A useful alternative answer to the first question, using the examples from tomeedee’s answer, would be to use numpy’s vstack and column_stack methods:
Given a matrix p,
>>> import numpy as np
>>> p = np.array([ [1,2] , [3,4] ])
an augmented matrix can be generated by:
>>> p = np.vstack( [ p , [5 , 6] ] )
>>> p = np.column_stack( [ p , [ 7 , 8 , 9 ] ] )
>>> p
array([[1, 2, 7],
[3, 4, 8],
[5, 6, 9]])
These methods may be convenient in practice than np.append() as they allow 1D arrays to be appended to a matrix without any modification, in contrast to the following scenario:
>>> p = np.array([ [ 1 , 2 ] , [ 3 , 4 ] , [ 5 , 6 ] ] )
>>> p = np.append( p , [ 7 , 8 , 9 ] , 1 )

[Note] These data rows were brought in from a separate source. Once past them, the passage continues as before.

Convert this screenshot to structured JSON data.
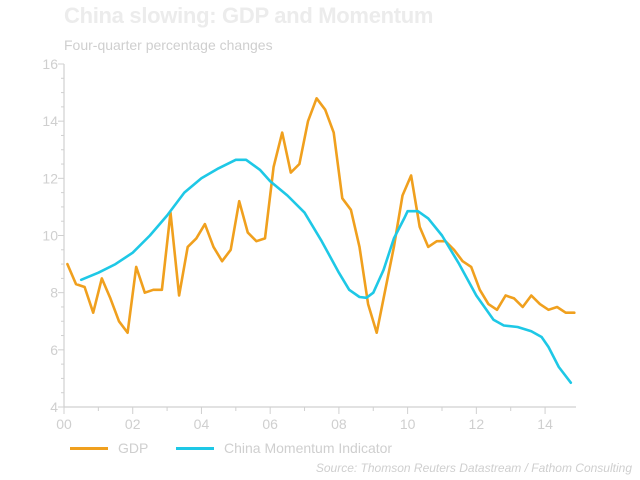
{
  "chart_data": {
    "type": "line",
    "title": "China slowing: GDP and Momentum",
    "subtitle": "Four-quarter percentage changes",
    "xlabel": "",
    "ylabel": "",
    "xlim": [
      2000,
      2014.9
    ],
    "ylim": [
      4,
      16
    ],
    "yticks": [
      4,
      6,
      8,
      10,
      12,
      14,
      16
    ],
    "xticks": [
      {
        "value": 2000,
        "label": "00"
      },
      {
        "value": 2002,
        "label": "02"
      },
      {
        "value": 2004,
        "label": "04"
      },
      {
        "value": 2006,
        "label": "06"
      },
      {
        "value": 2008,
        "label": "08"
      },
      {
        "value": 2010,
        "label": "10"
      },
      {
        "value": 2012,
        "label": "12"
      },
      {
        "value": 2014,
        "label": "14"
      }
    ],
    "grid": false,
    "legend_position": "bottom",
    "series": [
      {
        "name": "GDP",
        "color": "#f0a01e",
        "points": [
          [
            2000.1,
            9.0
          ],
          [
            2000.35,
            8.3
          ],
          [
            2000.6,
            8.2
          ],
          [
            2000.85,
            7.3
          ],
          [
            2001.1,
            8.5
          ],
          [
            2001.35,
            7.8
          ],
          [
            2001.6,
            7.0
          ],
          [
            2001.85,
            6.6
          ],
          [
            2002.1,
            8.9
          ],
          [
            2002.35,
            8.0
          ],
          [
            2002.6,
            8.1
          ],
          [
            2002.85,
            8.1
          ],
          [
            2003.1,
            10.8
          ],
          [
            2003.35,
            7.9
          ],
          [
            2003.6,
            9.6
          ],
          [
            2003.85,
            9.9
          ],
          [
            2004.1,
            10.4
          ],
          [
            2004.35,
            9.6
          ],
          [
            2004.6,
            9.1
          ],
          [
            2004.85,
            9.5
          ],
          [
            2005.1,
            11.2
          ],
          [
            2005.35,
            10.1
          ],
          [
            2005.6,
            9.8
          ],
          [
            2005.85,
            9.9
          ],
          [
            2006.1,
            12.4
          ],
          [
            2006.35,
            13.6
          ],
          [
            2006.6,
            12.2
          ],
          [
            2006.85,
            12.5
          ],
          [
            2007.1,
            14.0
          ],
          [
            2007.35,
            14.8
          ],
          [
            2007.6,
            14.4
          ],
          [
            2007.85,
            13.6
          ],
          [
            2008.1,
            11.3
          ],
          [
            2008.35,
            10.9
          ],
          [
            2008.6,
            9.6
          ],
          [
            2008.85,
            7.6
          ],
          [
            2009.1,
            6.6
          ],
          [
            2009.35,
            8.1
          ],
          [
            2009.6,
            9.6
          ],
          [
            2009.85,
            11.4
          ],
          [
            2010.1,
            12.1
          ],
          [
            2010.35,
            10.3
          ],
          [
            2010.6,
            9.6
          ],
          [
            2010.85,
            9.8
          ],
          [
            2011.1,
            9.8
          ],
          [
            2011.35,
            9.5
          ],
          [
            2011.6,
            9.1
          ],
          [
            2011.85,
            8.9
          ],
          [
            2012.1,
            8.1
          ],
          [
            2012.35,
            7.6
          ],
          [
            2012.6,
            7.4
          ],
          [
            2012.85,
            7.9
          ],
          [
            2013.1,
            7.8
          ],
          [
            2013.35,
            7.5
          ],
          [
            2013.6,
            7.9
          ],
          [
            2013.85,
            7.6
          ],
          [
            2014.1,
            7.4
          ],
          [
            2014.35,
            7.5
          ],
          [
            2014.6,
            7.3
          ],
          [
            2014.85,
            7.3
          ]
        ]
      },
      {
        "name": "China Momentum Indicator",
        "color": "#1ec8e6",
        "points": [
          [
            2000.5,
            8.45
          ],
          [
            2001.0,
            8.7
          ],
          [
            2001.5,
            9.0
          ],
          [
            2002.0,
            9.4
          ],
          [
            2002.5,
            10.0
          ],
          [
            2003.0,
            10.7
          ],
          [
            2003.5,
            11.5
          ],
          [
            2004.0,
            12.0
          ],
          [
            2004.5,
            12.35
          ],
          [
            2005.0,
            12.65
          ],
          [
            2005.3,
            12.65
          ],
          [
            2005.7,
            12.3
          ],
          [
            2006.0,
            11.9
          ],
          [
            2006.5,
            11.4
          ],
          [
            2007.0,
            10.8
          ],
          [
            2007.5,
            9.8
          ],
          [
            2008.0,
            8.7
          ],
          [
            2008.3,
            8.1
          ],
          [
            2008.6,
            7.85
          ],
          [
            2008.8,
            7.82
          ],
          [
            2009.0,
            8.0
          ],
          [
            2009.3,
            8.8
          ],
          [
            2009.6,
            9.9
          ],
          [
            2009.9,
            10.6
          ],
          [
            2010.0,
            10.85
          ],
          [
            2010.3,
            10.85
          ],
          [
            2010.6,
            10.6
          ],
          [
            2011.0,
            10.0
          ],
          [
            2011.5,
            9.0
          ],
          [
            2012.0,
            7.9
          ],
          [
            2012.5,
            7.05
          ],
          [
            2012.8,
            6.85
          ],
          [
            2013.2,
            6.8
          ],
          [
            2013.6,
            6.65
          ],
          [
            2013.9,
            6.45
          ],
          [
            2014.1,
            6.1
          ],
          [
            2014.4,
            5.4
          ],
          [
            2014.75,
            4.85
          ]
        ]
      }
    ],
    "source": "Source: Thomson Reuters Datastream / Fathom Consulting"
  }
}
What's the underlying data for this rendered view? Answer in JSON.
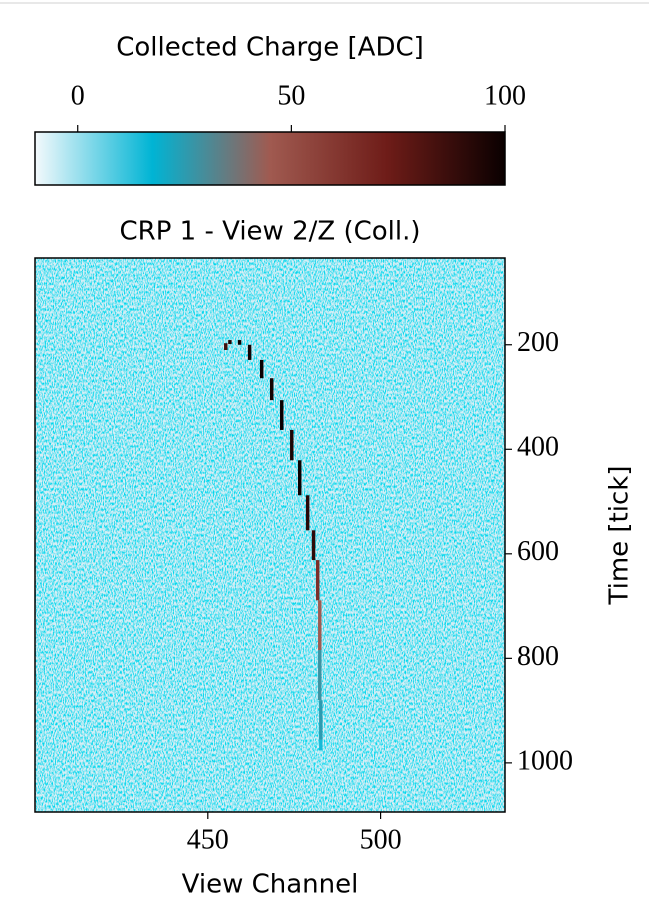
{
  "chart_data": {
    "type": "heatmap",
    "colorbar_label": "Collected Charge [ADC]",
    "clim": [
      -10,
      100
    ],
    "cticks": [
      0,
      50,
      100
    ],
    "colormap": [
      "#f4f9fc",
      "#00b4d4",
      "#a05a50",
      "#6e1c18",
      "#0a0000"
    ],
    "title": "CRP 1 - View 2/Z (Coll.)",
    "xlabel": "View Channel",
    "ylabel": "Time [tick]",
    "xlim": [
      400,
      536
    ],
    "xticks": [
      450,
      500
    ],
    "ylim": [
      1094,
      34
    ],
    "yticks": [
      200,
      400,
      600,
      800,
      1000
    ],
    "x": [
      455.2,
      456.4,
      459.2,
      462.1,
      465.6,
      468.5,
      471.4,
      474.3,
      476.6,
      478.9,
      480.6,
      481.8,
      482.4,
      482.4,
      482.7,
      482.7
    ],
    "y": [
      210,
      197,
      191,
      200,
      229,
      264,
      306,
      363,
      421,
      488,
      555,
      612,
      689,
      784,
      880,
      956
    ],
    "values": [
      85,
      95,
      100,
      98,
      100,
      97,
      100,
      95,
      100,
      92,
      90,
      65,
      45,
      28,
      25,
      15
    ]
  }
}
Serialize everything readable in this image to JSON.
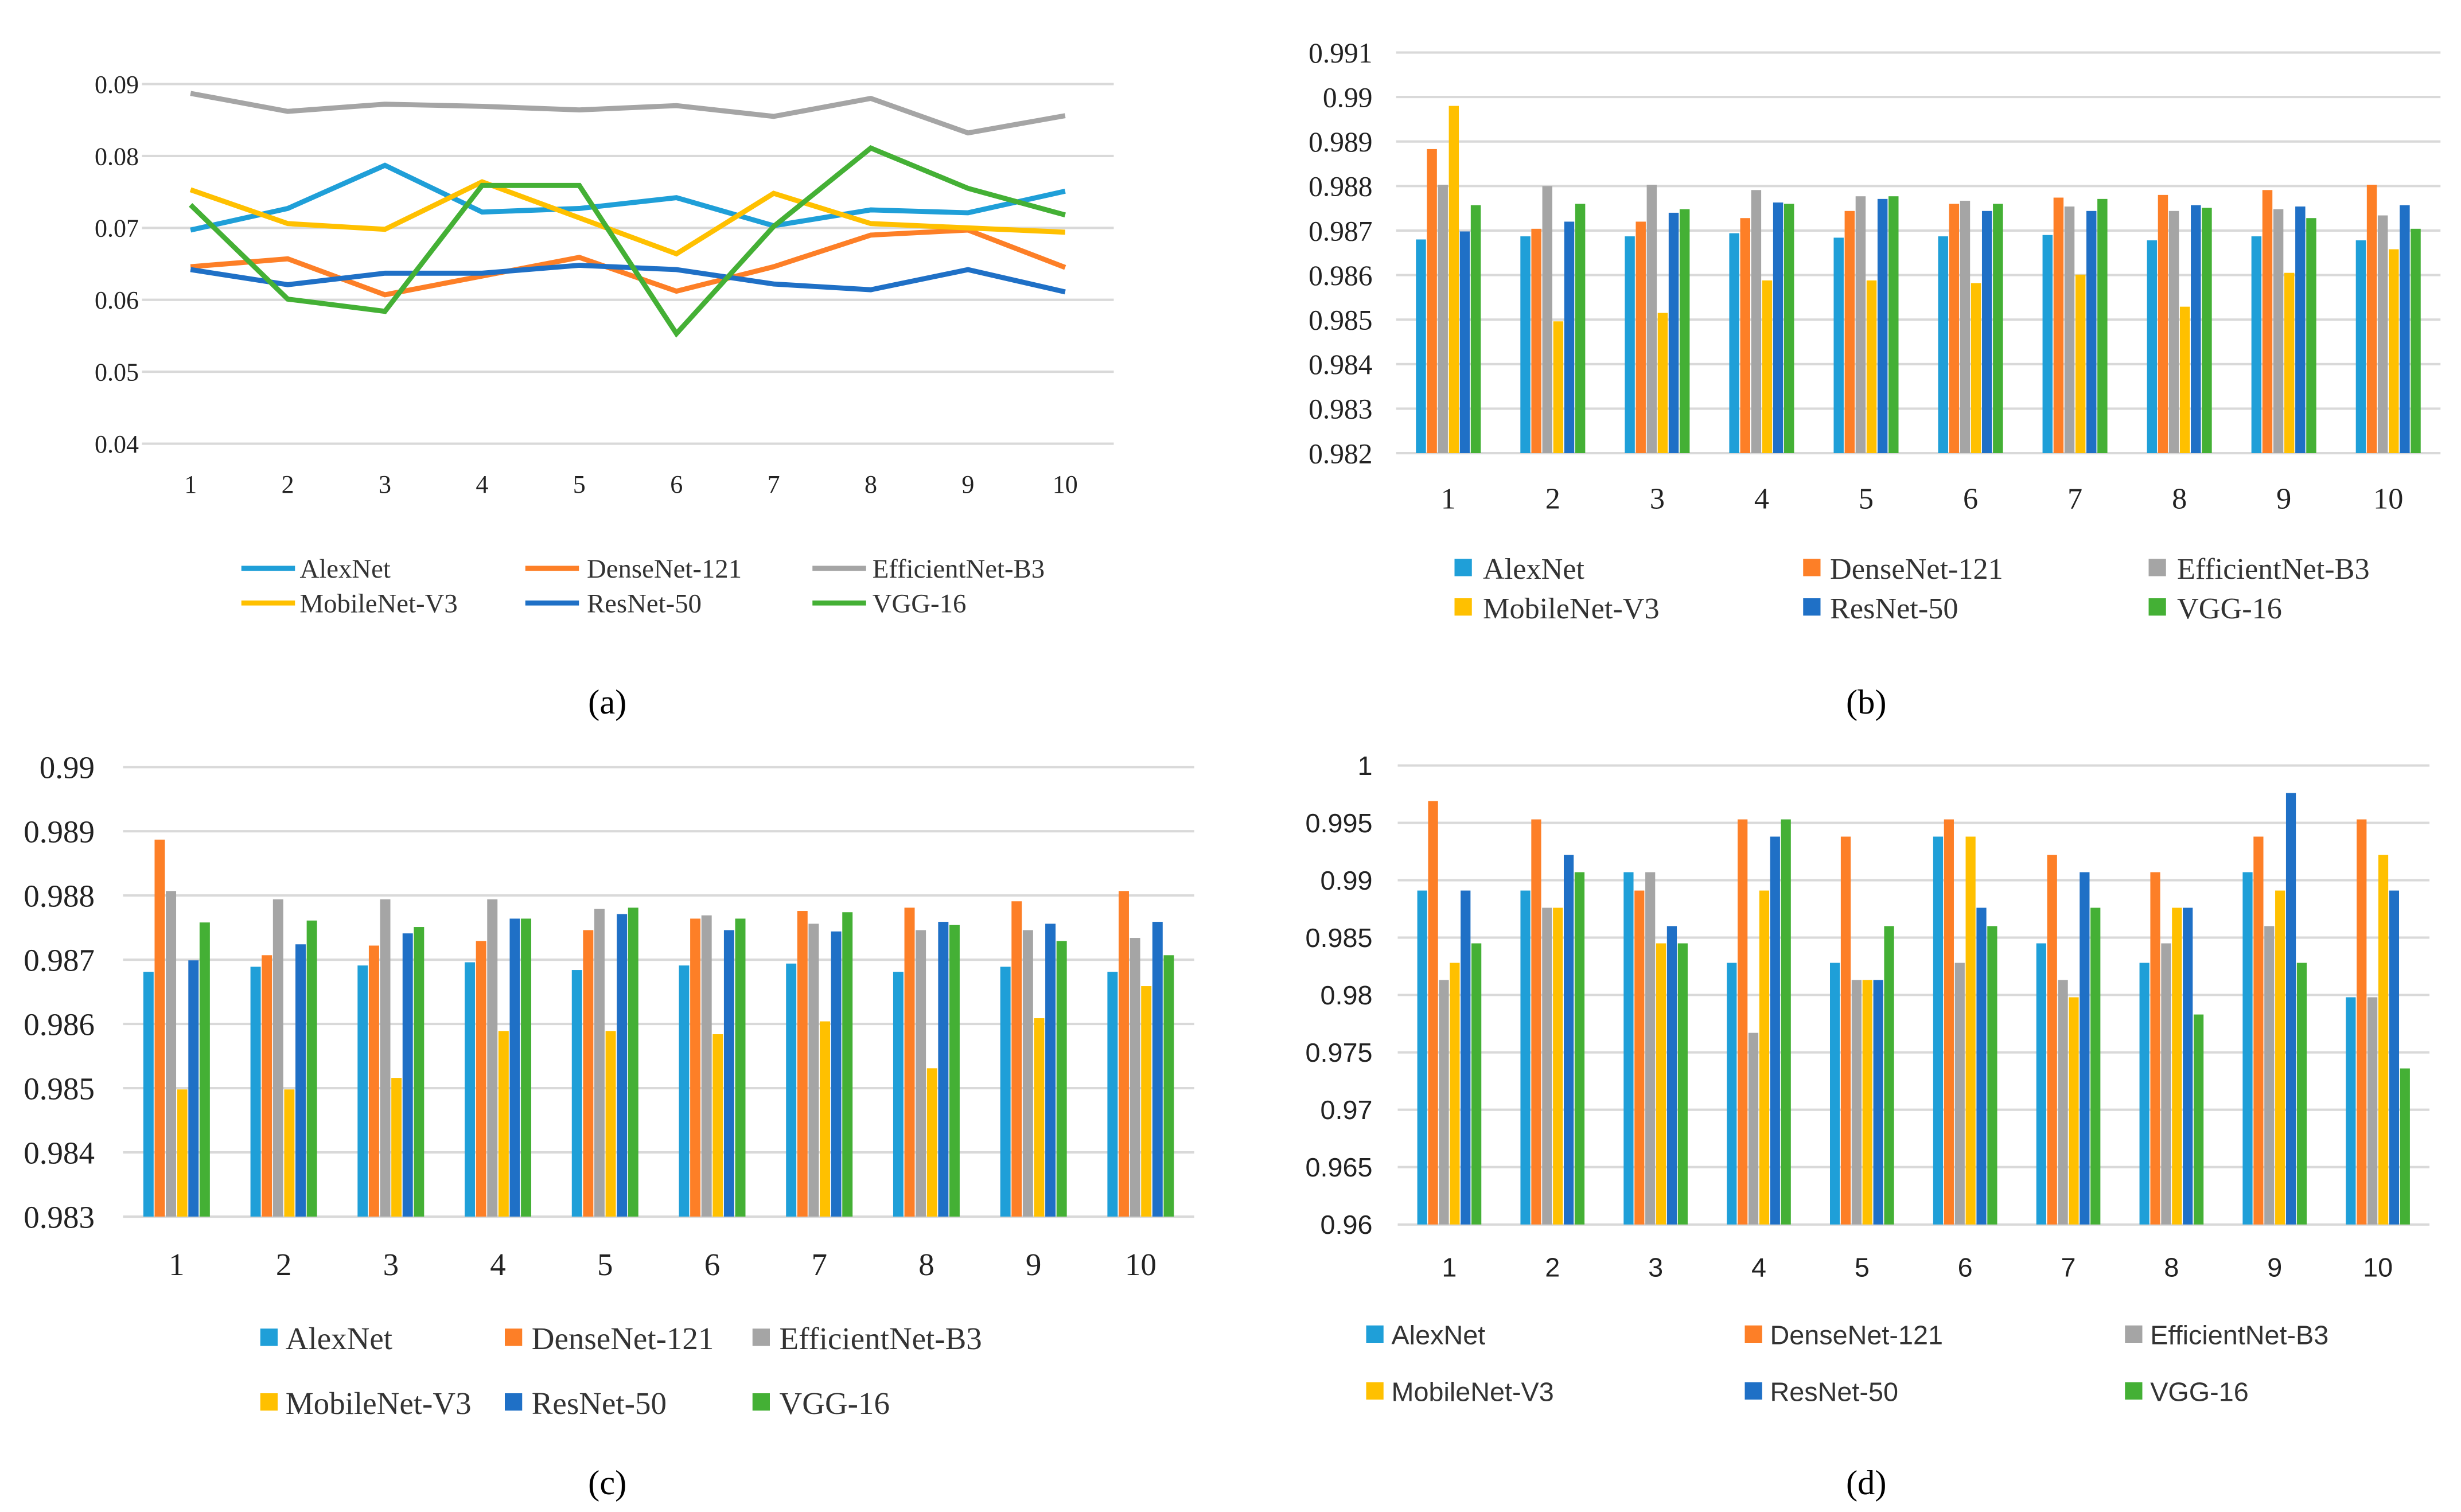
{
  "series_names": [
    "AlexNet",
    "DenseNet-121",
    "EfficientNet-B3",
    "MobileNet-V3",
    "ResNet-50",
    "VGG-16"
  ],
  "colors": {
    "AlexNet": "#1f9fd8",
    "DenseNet-121": "#fd7f27",
    "EfficientNet-B3": "#a5a5a5",
    "MobileNet-V3": "#ffc000",
    "ResNet-50": "#1f70c6",
    "VGG-16": "#44b035"
  },
  "chart_data": [
    {
      "id": "a",
      "caption": "(a)",
      "type": "line",
      "title": "",
      "xlabel": "",
      "ylabel": "",
      "categories": [
        "1",
        "2",
        "3",
        "4",
        "5",
        "6",
        "7",
        "8",
        "9",
        "10"
      ],
      "ylim": [
        0.04,
        0.09
      ],
      "yticks": [
        "0.04",
        "0.05",
        "0.06",
        "0.07",
        "0.08",
        "0.09"
      ],
      "grid": true,
      "legend": "bottom",
      "series": [
        {
          "name": "AlexNet",
          "values": [
            0.0697,
            0.0727,
            0.0787,
            0.0722,
            0.0727,
            0.0742,
            0.0703,
            0.0725,
            0.0721,
            0.0751
          ]
        },
        {
          "name": "DenseNet-121",
          "values": [
            0.0646,
            0.0657,
            0.0607,
            0.0633,
            0.0659,
            0.0612,
            0.0646,
            0.069,
            0.0697,
            0.0645
          ]
        },
        {
          "name": "EfficientNet-B3",
          "values": [
            0.0887,
            0.0862,
            0.0872,
            0.0869,
            0.0864,
            0.087,
            0.0855,
            0.088,
            0.0832,
            0.0856
          ]
        },
        {
          "name": "MobileNet-V3",
          "values": [
            0.0753,
            0.0706,
            0.0698,
            0.0764,
            0.0714,
            0.0664,
            0.0748,
            0.0706,
            0.07,
            0.0694
          ]
        },
        {
          "name": "ResNet-50",
          "values": [
            0.0642,
            0.0621,
            0.0637,
            0.0637,
            0.0648,
            0.0642,
            0.0622,
            0.0614,
            0.0642,
            0.0611
          ]
        },
        {
          "name": "VGG-16",
          "values": [
            0.0732,
            0.0601,
            0.0584,
            0.0759,
            0.0759,
            0.0553,
            0.0702,
            0.0811,
            0.0755,
            0.0718
          ]
        }
      ]
    },
    {
      "id": "b",
      "caption": "(b)",
      "type": "bar",
      "title": "",
      "xlabel": "",
      "ylabel": "",
      "categories": [
        "1",
        "2",
        "3",
        "4",
        "5",
        "6",
        "7",
        "8",
        "9",
        "10"
      ],
      "ylim": [
        0.982,
        0.991
      ],
      "yticks": [
        "0.982",
        "0.983",
        "0.984",
        "0.985",
        "0.986",
        "0.987",
        "0.988",
        "0.989",
        "0.99",
        "0.991"
      ],
      "grid": true,
      "legend": "bottom",
      "series": [
        {
          "name": "AlexNet",
          "values": [
            0.9868,
            0.98687,
            0.98687,
            0.98694,
            0.98684,
            0.98687,
            0.9869,
            0.98678,
            0.98687,
            0.98678
          ]
        },
        {
          "name": "DenseNet-121",
          "values": [
            0.98883,
            0.98704,
            0.9872,
            0.98728,
            0.98744,
            0.9876,
            0.98774,
            0.9878,
            0.98791,
            0.98803
          ]
        },
        {
          "name": "EfficientNet-B3",
          "values": [
            0.98803,
            0.988,
            0.98803,
            0.98791,
            0.98777,
            0.98767,
            0.98754,
            0.98744,
            0.98748,
            0.98734
          ]
        },
        {
          "name": "MobileNet-V3",
          "values": [
            0.9898,
            0.98496,
            0.98515,
            0.98588,
            0.98588,
            0.98582,
            0.98601,
            0.98529,
            0.98605,
            0.98658
          ]
        },
        {
          "name": "ResNet-50",
          "values": [
            0.98698,
            0.9872,
            0.9874,
            0.98763,
            0.98771,
            0.98744,
            0.98744,
            0.98757,
            0.98754,
            0.98757
          ]
        },
        {
          "name": "VGG-16",
          "values": [
            0.98757,
            0.9876,
            0.98748,
            0.9876,
            0.98777,
            0.9876,
            0.98771,
            0.98751,
            0.98728,
            0.98704
          ]
        }
      ]
    },
    {
      "id": "c",
      "caption": "(c)",
      "type": "bar",
      "title": "",
      "xlabel": "",
      "ylabel": "",
      "categories": [
        "1",
        "2",
        "3",
        "4",
        "5",
        "6",
        "7",
        "8",
        "9",
        "10"
      ],
      "ylim": [
        0.983,
        0.99
      ],
      "yticks": [
        "0.983",
        "0.984",
        "0.985",
        "0.986",
        "0.987",
        "0.988",
        "0.989",
        "0.99"
      ],
      "grid": true,
      "legend": "bottom",
      "series": [
        {
          "name": "AlexNet",
          "values": [
            0.98681,
            0.98689,
            0.98691,
            0.98696,
            0.98684,
            0.98691,
            0.98694,
            0.98681,
            0.98689,
            0.98681
          ]
        },
        {
          "name": "DenseNet-121",
          "values": [
            0.98887,
            0.98707,
            0.98722,
            0.98729,
            0.98746,
            0.98764,
            0.98776,
            0.98781,
            0.98791,
            0.98807
          ]
        },
        {
          "name": "EfficientNet-B3",
          "values": [
            0.98807,
            0.98794,
            0.98794,
            0.98794,
            0.98779,
            0.98769,
            0.98756,
            0.98746,
            0.98746,
            0.98734
          ]
        },
        {
          "name": "MobileNet-V3",
          "values": [
            0.98498,
            0.98498,
            0.98516,
            0.98589,
            0.98589,
            0.98584,
            0.98604,
            0.98531,
            0.98609,
            0.98659
          ]
        },
        {
          "name": "ResNet-50",
          "values": [
            0.98699,
            0.98724,
            0.98741,
            0.98764,
            0.98771,
            0.98746,
            0.98744,
            0.98759,
            0.98756,
            0.98759
          ]
        },
        {
          "name": "VGG-16",
          "values": [
            0.98758,
            0.98761,
            0.98751,
            0.98764,
            0.98781,
            0.98764,
            0.98774,
            0.98754,
            0.98729,
            0.98707
          ]
        }
      ]
    },
    {
      "id": "d",
      "caption": "(d)",
      "type": "bar",
      "title": "",
      "xlabel": "",
      "ylabel": "",
      "categories": [
        "1",
        "2",
        "3",
        "4",
        "5",
        "6",
        "7",
        "8",
        "9",
        "10"
      ],
      "ylim": [
        0.96,
        1.0
      ],
      "yticks": [
        "0.96",
        "0.965",
        "0.97",
        "0.975",
        "0.98",
        "0.985",
        "0.99",
        "0.995",
        "1"
      ],
      "grid": true,
      "legend": "bottom",
      "series": [
        {
          "name": "AlexNet",
          "values": [
            0.9891,
            0.9891,
            0.9907,
            0.9828,
            0.9828,
            0.9938,
            0.9845,
            0.9828,
            0.9907,
            0.9798
          ]
        },
        {
          "name": "DenseNet-121",
          "values": [
            0.9969,
            0.9953,
            0.9891,
            0.9953,
            0.9938,
            0.9953,
            0.9922,
            0.9907,
            0.9938,
            0.9953
          ]
        },
        {
          "name": "EfficientNet-B3",
          "values": [
            0.9813,
            0.9876,
            0.9907,
            0.9767,
            0.9813,
            0.9828,
            0.9813,
            0.9845,
            0.986,
            0.9798
          ]
        },
        {
          "name": "MobileNet-V3",
          "values": [
            0.9828,
            0.9876,
            0.9845,
            0.9891,
            0.9813,
            0.9938,
            0.9798,
            0.9876,
            0.9891,
            0.9922
          ]
        },
        {
          "name": "ResNet-50",
          "values": [
            0.9891,
            0.9922,
            0.986,
            0.9938,
            0.9813,
            0.9876,
            0.9907,
            0.9876,
            0.9976,
            0.9891
          ]
        },
        {
          "name": "VGG-16",
          "values": [
            0.9845,
            0.9907,
            0.9845,
            0.9953,
            0.986,
            0.986,
            0.9876,
            0.9783,
            0.9828,
            0.9736
          ]
        }
      ]
    }
  ]
}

Traceback (most recent call last):
File "<stdin>", line 1, in <module>
File "/usr/lib/python2.6/dist-packages/numpy/lib/function_base.py", line 3234, in append
return concatenate((arr, values), axis=axis)
ValueError: arrays must have same number of dimensions
In answer to the second question, a nice way to remove rows and columns is to use logical array indexing as follows:
Given a matrix p,
>>> p = np.arange( 20 ).reshape( ( 4 , 5 ) )
suppose we want to remove row 1 and column 2:
>>> r , c = 1 , 2
>>> p = p [ np.arange( p.shape[0] ) != r , : ]
>>> p = p [ : , np.arange( p.shape[1] ) != c ]
>>> p
array([[ 0, 1, 3, 4],
[10, 11, 13, 14],
[15, 16, 18, 19]])
Note - for reformed Matlab users - if you wanted to do these in a one-liner you need to index twice:
>>> p = np.arange( 20 ).reshape( ( 4 , 5 ) )
>>> p = p [ np.arange( p.shape[0] ) != r , : ] [ : , np.arange( p.shape[1] ) != c ]
This technique can also be extended to remove sets of rows and columns, so if we wanted to remove rows 0 & 2 and columns 1, 2 & 3 we could use numpy's setdiff1d function to generate the desired logical index:
>>> p = np.arange( 20 ).reshape( ( 4 , 5 ) )
>>> r = [ 0 , 2 ]
>>> c = [ 1 , 2 , 3 ]
>>> p = p [ np.setdiff1d( np.arange( p.shape[0] ), r ) , : ]
>>> p = p [ : , np.setdiff1d( np.arange( p.shape[1] ) , c ) ]
>>> p
array([[ 5, 9],
[15, 19]])